Brookfield Affiliates to Take Peakstone Private in Strategic REIT Merger
Brookfield is moving to take Peakstone Realty Trust private in a $1.6 billion all-cash transaction, announced on February 2. The deal, backed by Peakstone’s board of trustees, offers shareholders $21.00 per share and will remove Peakstone from public markets once finalized.
This isn’t a simple handoff. It’s a two-step merger process: first, Brookfield merges with Peakstone’s operating partnership; next, the surviving entity merges into Peakstone itself. The result is full ownership by Brookfield-affiliated entities, with all common equity holders cashed out—excluding those already within Brookfield’s umbrella.
The deal covers more than just public shares. RSUs awarded under Peakstone’s incentive plan will also be converted to cash, with adjustments for distribution equivalents and withholding requirements. All payments will reflect the same $21.00 per share valuation used for common stock.

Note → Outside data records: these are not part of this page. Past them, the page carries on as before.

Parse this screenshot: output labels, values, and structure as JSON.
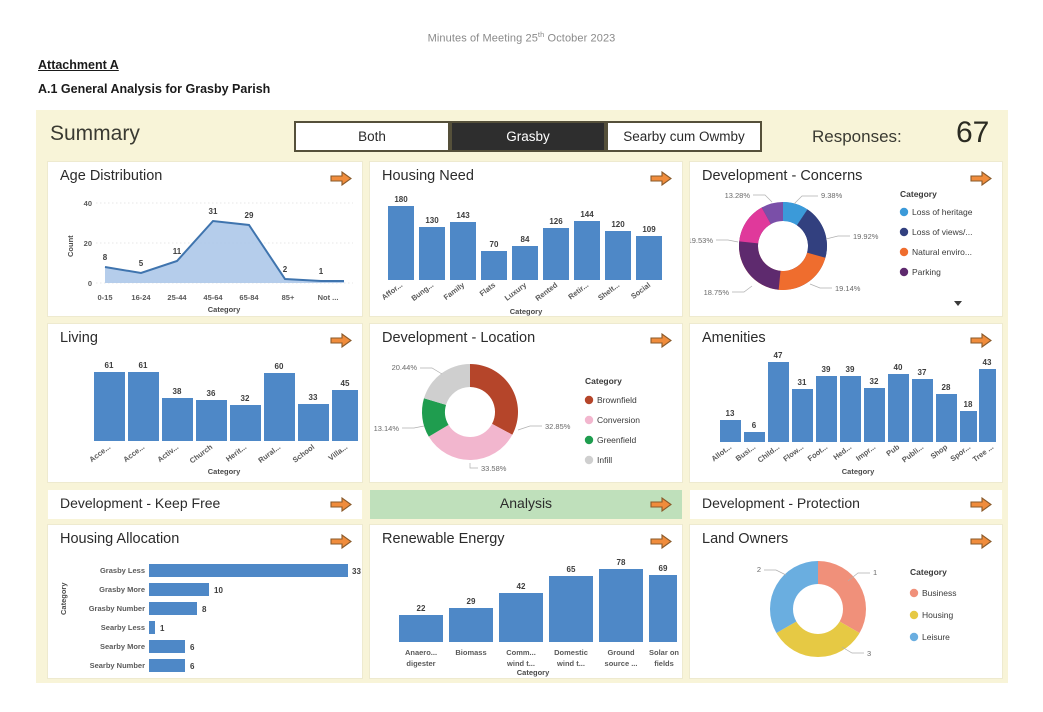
{
  "document": {
    "running_head": "Minutes of Meeting 25",
    "running_head_sup": "th",
    "running_head_rest": " October 2023",
    "attachment": "Attachment A",
    "subtitle": "A.1 General Analysis for Grasby Parish"
  },
  "summary": {
    "title": "Summary",
    "slicers": [
      {
        "label": "Both",
        "selected": false
      },
      {
        "label": "Grasby",
        "selected": true
      },
      {
        "label": "Searby cum Owmby",
        "selected": false
      }
    ],
    "responses_label": "Responses:",
    "responses_value": "67"
  },
  "bands": [
    {
      "title": "Development - Keep Free",
      "highlight": false
    },
    {
      "title": "Analysis",
      "highlight": true
    },
    {
      "title": "Development - Protection",
      "highlight": false
    }
  ],
  "colors": {
    "page_bg": "#f8f4d8",
    "card_bg": "#ffffff",
    "bar_blue": "#4e88c7",
    "area_fill": "#a8c4e8",
    "area_line": "#3f74ae",
    "band_green": "#bfe0bb",
    "arrow_orange": "#f08c3c",
    "slicer_selected_bg": "#2e2e2e"
  },
  "chart_data": [
    {
      "id": "age-distribution",
      "type": "area",
      "title": "Age Distribution",
      "xlabel": "Category",
      "ylabel": "Count",
      "categories": [
        "0-15",
        "16-24",
        "25-44",
        "45-64",
        "65-84",
        "85+",
        "Not ..."
      ],
      "values": [
        8,
        5,
        11,
        31,
        29,
        2,
        1
      ],
      "yticks": [
        0,
        20,
        40
      ],
      "ylim": [
        0,
        40
      ],
      "grid": true
    },
    {
      "id": "housing-need",
      "type": "bar",
      "title": "Housing Need",
      "xlabel": "Category",
      "ylabel": "",
      "categories": [
        "Affor...",
        "Bung...",
        "Family",
        "Flats",
        "Luxury",
        "Rented",
        "Retir...",
        "Shelt...",
        "Social"
      ],
      "values": [
        180,
        130,
        143,
        70,
        84,
        126,
        144,
        120,
        109
      ],
      "ylim": [
        0,
        200
      ],
      "grid": false
    },
    {
      "id": "development-concerns",
      "type": "pie",
      "title": "Development - Concerns",
      "legend_title": "Category",
      "legend_position": "right",
      "legend_truncated": true,
      "labels": [
        "Loss of heritage",
        "Loss of views/...",
        "Natural enviro...",
        "Parking"
      ],
      "slice_percents": [
        "9.38%",
        "19.92%",
        "19.14%",
        "18.75%",
        "19.53%",
        "13.28%"
      ],
      "values": [
        9.38,
        19.92,
        19.14,
        18.75,
        19.53,
        13.28
      ],
      "slice_colors": [
        "#3b9ad9",
        "#32407f",
        "#ef6d2e",
        "#5e2a6e",
        "#e0399b",
        "#7a4fa8"
      ],
      "legend_colors": [
        "#3b9ad9",
        "#32407f",
        "#ef6d2e",
        "#5e2a6e"
      ]
    },
    {
      "id": "living",
      "type": "bar",
      "title": "Living",
      "xlabel": "Category",
      "ylabel": "",
      "categories": [
        "Acce...",
        "Acce...",
        "Activ...",
        "Church",
        "Herit...",
        "Rural...",
        "School",
        "Villa..."
      ],
      "values": [
        61,
        61,
        38,
        36,
        32,
        60,
        33,
        45
      ],
      "ylim": [
        0,
        70
      ],
      "grid": false
    },
    {
      "id": "development-location",
      "type": "pie",
      "title": "Development - Location",
      "legend_title": "Category",
      "legend_position": "right",
      "labels": [
        "Brownfield",
        "Conversion",
        "Greenfield",
        "Infill"
      ],
      "slice_percents": [
        "32.85%",
        "33.58%",
        "13.14%",
        "20.44%"
      ],
      "values": [
        32.85,
        33.58,
        13.14,
        20.44
      ],
      "slice_colors": [
        "#b5452a",
        "#f2b6ce",
        "#1f9d4f",
        "#cfcfcf"
      ]
    },
    {
      "id": "amenities",
      "type": "bar",
      "title": "Amenities",
      "xlabel": "Category",
      "ylabel": "",
      "categories": [
        "Allot...",
        "Busi...",
        "Child...",
        "Flow...",
        "Foot...",
        "Hed...",
        "Impr...",
        "Pub",
        "Publi...",
        "Shop",
        "Spor...",
        "Tree ..."
      ],
      "values": [
        13,
        6,
        47,
        31,
        39,
        39,
        32,
        40,
        37,
        28,
        18,
        43
      ],
      "ylim": [
        0,
        50
      ],
      "grid": false
    },
    {
      "id": "housing-allocation",
      "type": "bar",
      "orientation": "horizontal",
      "title": "Housing Allocation",
      "xlabel": "",
      "ylabel": "Category",
      "categories": [
        "Grasby Less",
        "Grasby More",
        "Grasby Number",
        "Searby Less",
        "Searby More",
        "Searby Number"
      ],
      "values": [
        33,
        10,
        8,
        1,
        6,
        6
      ],
      "xlim": [
        0,
        35
      ],
      "grid": false
    },
    {
      "id": "renewable-energy",
      "type": "bar",
      "title": "Renewable Energy",
      "xlabel": "Category",
      "ylabel": "",
      "categories": [
        "Anaero... digester",
        "Biomass",
        "Comm... wind t...",
        "Domestic wind t...",
        "Ground source ...",
        "Solar on fields"
      ],
      "values": [
        22,
        29,
        42,
        65,
        78,
        69
      ],
      "ylim": [
        0,
        85
      ],
      "grid": false
    },
    {
      "id": "land-owners",
      "type": "pie",
      "title": "Land Owners",
      "legend_title": "Category",
      "legend_position": "right",
      "labels": [
        "Business",
        "Housing",
        "Leisure"
      ],
      "slice_labels": [
        "1",
        "3",
        "2"
      ],
      "values": [
        1,
        3,
        2
      ],
      "slice_colors": [
        "#f0907a",
        "#e6c944",
        "#6aaee0"
      ]
    }
  ]
}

There’s a window for competing bids. Peakstone can solicit and negotiate alternative offers through March 4. If a better proposal surfaces and is signed by March 9 , the company can walk away—for a $16 million fee. After that, exit fees increase to $34 million, depending on the circumstances. If Brookfield fails to close after meeting all conditions, they’re on the hook for a $122 million termination payment.
Brookfield has committed equity and debt financing to fund the deal. The agreement doesn’t hinge on financing, but closing still depends on certain conditions: shareholder approval and no material adverse changes before the deal goes through.
While the merger is pending, Peakstone won’t issue its typical quarterly dividends unless needed to maintain REIT status. If such a dividend is paid, the $21.00 per share payout will be adjusted downward to reflect it.
Next steps include a proxy filing with the SEC and a shareholder vote. Until the go-shop window closes, Peakstone can continue to engage with other potential buyers—especially if the board views a proposal as superior. After that point, discussions are more limited but not completely off the table under certain conditions.
For shareholders, this transaction offers clear terms and a defined path forward. It also reflects broader market dynamics, where private capital continues to find opportunity in the REIT space—particularly when valuations create room for action.